Early next month, the Federal Trade Commission (FTC) will host a workshop to examine how pet medications are distributed to pet owners and how these practices affect consumer choice and price competition. In advance of that event, to be held Oct. 2 in Washington, D.C., the commission is soliciting input from key stakeholders, including veterinarians, pet owners, business representatives, economists, lawyers, academics and any other interested parties.
“American consumers spend a tremendous amount of money on medications for their pets every year,” says FTC Chairman Jon Leibowitz. “High prices on these medications mean that consumers have less money for necessities. It’s important that these medications are safe and effective and that pet owners get the benefits of a fair and robust marketplace. This workshop will help us understand these and other issues related to the medications we buy for our pets to keep them healthy.”
FTC officials say the workshop will examine these questions, among others:
• How are pet medications distributed to consumers?
• What are the business rationales for various pet medication distribution practices?
• How do these practices affect prices to consumers?
• How do these practices affect product supply and quality?
• How do these practices affect entry into the pet medications industry?
• What product safety issues exist with respect to these practices?

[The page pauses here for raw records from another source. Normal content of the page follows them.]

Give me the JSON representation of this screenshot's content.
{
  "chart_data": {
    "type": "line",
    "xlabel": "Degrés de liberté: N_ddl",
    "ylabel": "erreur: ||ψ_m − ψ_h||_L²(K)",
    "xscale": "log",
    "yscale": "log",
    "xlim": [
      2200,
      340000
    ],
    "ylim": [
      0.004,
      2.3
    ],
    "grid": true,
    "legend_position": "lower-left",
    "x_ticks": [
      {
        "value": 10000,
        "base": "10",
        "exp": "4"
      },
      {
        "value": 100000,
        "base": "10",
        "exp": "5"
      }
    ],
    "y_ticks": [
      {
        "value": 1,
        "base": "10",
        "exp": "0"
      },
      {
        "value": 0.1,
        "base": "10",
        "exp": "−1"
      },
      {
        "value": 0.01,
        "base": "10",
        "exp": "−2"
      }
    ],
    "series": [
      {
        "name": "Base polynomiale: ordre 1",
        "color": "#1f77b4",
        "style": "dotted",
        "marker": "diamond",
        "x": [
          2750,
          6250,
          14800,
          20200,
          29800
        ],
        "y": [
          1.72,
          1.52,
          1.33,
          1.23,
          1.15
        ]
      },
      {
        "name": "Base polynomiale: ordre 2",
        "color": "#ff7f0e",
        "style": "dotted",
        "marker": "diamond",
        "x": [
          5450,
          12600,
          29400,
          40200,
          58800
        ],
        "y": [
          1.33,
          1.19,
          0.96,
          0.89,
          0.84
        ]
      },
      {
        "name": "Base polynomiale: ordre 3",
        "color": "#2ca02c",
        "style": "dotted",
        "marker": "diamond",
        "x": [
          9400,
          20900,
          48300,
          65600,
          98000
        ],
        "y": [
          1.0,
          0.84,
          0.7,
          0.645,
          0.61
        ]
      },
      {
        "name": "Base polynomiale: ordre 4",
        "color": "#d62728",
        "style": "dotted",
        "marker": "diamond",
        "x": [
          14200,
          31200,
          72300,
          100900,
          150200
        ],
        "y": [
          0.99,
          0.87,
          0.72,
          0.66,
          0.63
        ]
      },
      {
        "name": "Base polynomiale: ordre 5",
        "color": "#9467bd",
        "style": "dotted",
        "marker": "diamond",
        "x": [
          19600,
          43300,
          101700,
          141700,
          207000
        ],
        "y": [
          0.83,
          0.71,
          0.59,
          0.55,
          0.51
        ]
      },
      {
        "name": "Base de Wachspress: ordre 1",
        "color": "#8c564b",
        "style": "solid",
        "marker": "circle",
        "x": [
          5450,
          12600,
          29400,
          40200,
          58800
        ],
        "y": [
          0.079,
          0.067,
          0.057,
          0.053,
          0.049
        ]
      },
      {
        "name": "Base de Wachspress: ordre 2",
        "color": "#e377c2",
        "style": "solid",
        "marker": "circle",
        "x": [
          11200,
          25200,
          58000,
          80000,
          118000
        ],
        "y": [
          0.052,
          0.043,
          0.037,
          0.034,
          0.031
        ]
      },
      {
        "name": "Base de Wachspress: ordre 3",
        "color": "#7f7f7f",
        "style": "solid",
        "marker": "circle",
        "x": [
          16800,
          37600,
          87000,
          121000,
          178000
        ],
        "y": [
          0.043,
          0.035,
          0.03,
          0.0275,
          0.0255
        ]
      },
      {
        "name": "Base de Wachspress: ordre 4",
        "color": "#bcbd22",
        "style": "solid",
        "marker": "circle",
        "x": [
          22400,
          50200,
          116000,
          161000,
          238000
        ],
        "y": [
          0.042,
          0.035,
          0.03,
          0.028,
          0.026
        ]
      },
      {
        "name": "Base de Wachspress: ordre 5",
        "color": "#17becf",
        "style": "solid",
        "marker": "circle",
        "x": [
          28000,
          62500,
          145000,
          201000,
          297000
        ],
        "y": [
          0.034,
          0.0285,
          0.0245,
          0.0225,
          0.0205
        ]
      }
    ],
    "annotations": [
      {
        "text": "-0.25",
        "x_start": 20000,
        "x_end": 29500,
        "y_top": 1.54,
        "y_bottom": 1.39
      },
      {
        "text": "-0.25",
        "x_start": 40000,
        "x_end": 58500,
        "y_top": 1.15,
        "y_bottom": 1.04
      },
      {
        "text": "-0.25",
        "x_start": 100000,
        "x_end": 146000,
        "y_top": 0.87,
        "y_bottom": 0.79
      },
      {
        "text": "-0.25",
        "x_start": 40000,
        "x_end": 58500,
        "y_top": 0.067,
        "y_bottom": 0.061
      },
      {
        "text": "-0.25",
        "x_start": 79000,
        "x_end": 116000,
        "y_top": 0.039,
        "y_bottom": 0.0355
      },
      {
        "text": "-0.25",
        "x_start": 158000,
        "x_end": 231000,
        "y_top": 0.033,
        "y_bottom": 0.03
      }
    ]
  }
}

• Are there other factors that should be considered when analyzing the competition and consumer protection issues related to the distribution of pet medications?
Among the primary issues the workshop will address is how readily pet owners are able to obtain written, portable prescriptions they can fill where they choose and their ability to verify the safety and efficacy of the medications they purchase. The FTC points to the contact lens industry as a parallel, stating on its website that the workshop will “examine the extent to which recent changes ... in the contact lens industry might yield lessons applicable to the pet medications industry.” In 2003 Congress passed the Fairness to Contact Lens Consumers Act, which mandated that optometrists and opticians provide their patients with prescriptions for contact lenses to fill wherever they wanted.
The workshop will also examine the implications of HR 1406, the Fairness to Pet Owners Act, which would require veterinarians to provide their clients with written prescriptions for pet medications (whether the client requests it or not) and forbid them from charging a prescription-writing fee or asking clients to sign a waiver of liability. The bill would require the FTC to create rules for implementation within six months after it’s enacted, if it passes. At this time, the bill, sponsored by Rep. Jim Matheson, D-Utah, is still pending in committee.
In a notice posted in the Federal Register July 9, the FTC describes the increase over the past 10 years in nonveterinary sources of pet medications, including brick-and-mortar and online retail and pharmacy entities, as an overall positive development for pet owners. “Some evidence suggests that these retailers may offer substantial pro-consumer benefits, such as increased convenience and lower prices,” the notice states.
The FTC does note product reliability and safety issues, however, especially in cases of product diversion, saying that some experts “have questioned whether secondary suppliers and retailers always receive bona fide products (as compared to, for example, counterfeit product from non-U.S. sources), thereby raising potential questions about product safety and authenticity.” Workshop participants will discuss these safety and reliability issues during the event.
Another issue the workshop intends to explore is the disagreement over who is qualified to dispense pet medications and instruct pet owners regarding administration. “Some observers argue that veterinarians are in the best position to carry out these responsibilities,” the FTC says in its notice. “Others argue that licensed pharmacists are equally capable of dispensing pet medications to consumers, provided the pharmacists dispense the correct medication and dosage as prescribed by a veterinarian.”
And while the FTC acknowledges the stance of the American Veterinary Medical Association that veterinarians should honor clients’ requests for prescriptions, it states that the guidance is not mandatory—or even consistently adhered to. “It appears that, while many veterinarians provide written prescriptions to their clients when requested, some veterinarians have refused to provide prescriptions or otherwise have discouraged their clients from obtaining pet medications from retailers,” the notice states.
Bottom line? While the FTC wants to hear from veterinarians, ultimately it’s all about the consumer—in this case, the pet owner. “The goal of the workshop is to educate consumers about the choices that are available to them when purchasing pet medications,” says Stephanie Wilkinson, an attorney with the FTC’s Office of Policy Planning. “The FTC will examine whether competition in this marketplace may be further developed in ways that benefit consumers, including lower prices, enhanced choice and improved product safety.”
The workshop is free and open to the public, and preregistration is not required. It will be held at the FTC’s satellite conference center at 601 New Jersey Ave., NW, Washington, D.C. The FTC’s Federal Register notice can be found at ftc.gov/os/2012/06/120629petmedswkspfrn.pdf.
Comments can be submitted in paper or electronic format through September 14, with full instructions available in the Federal Register notice. Comments can be submitted electronically by visiting ftcpublic.commentworks.com/ftc/petmedsworkshop. Written comments should be mailed or delivered to: Federal Trade Commission, Office of the Secretary, Room H-113 (Annex X), 600 Pennsylvania Ave., NW, Washington, DC 20580.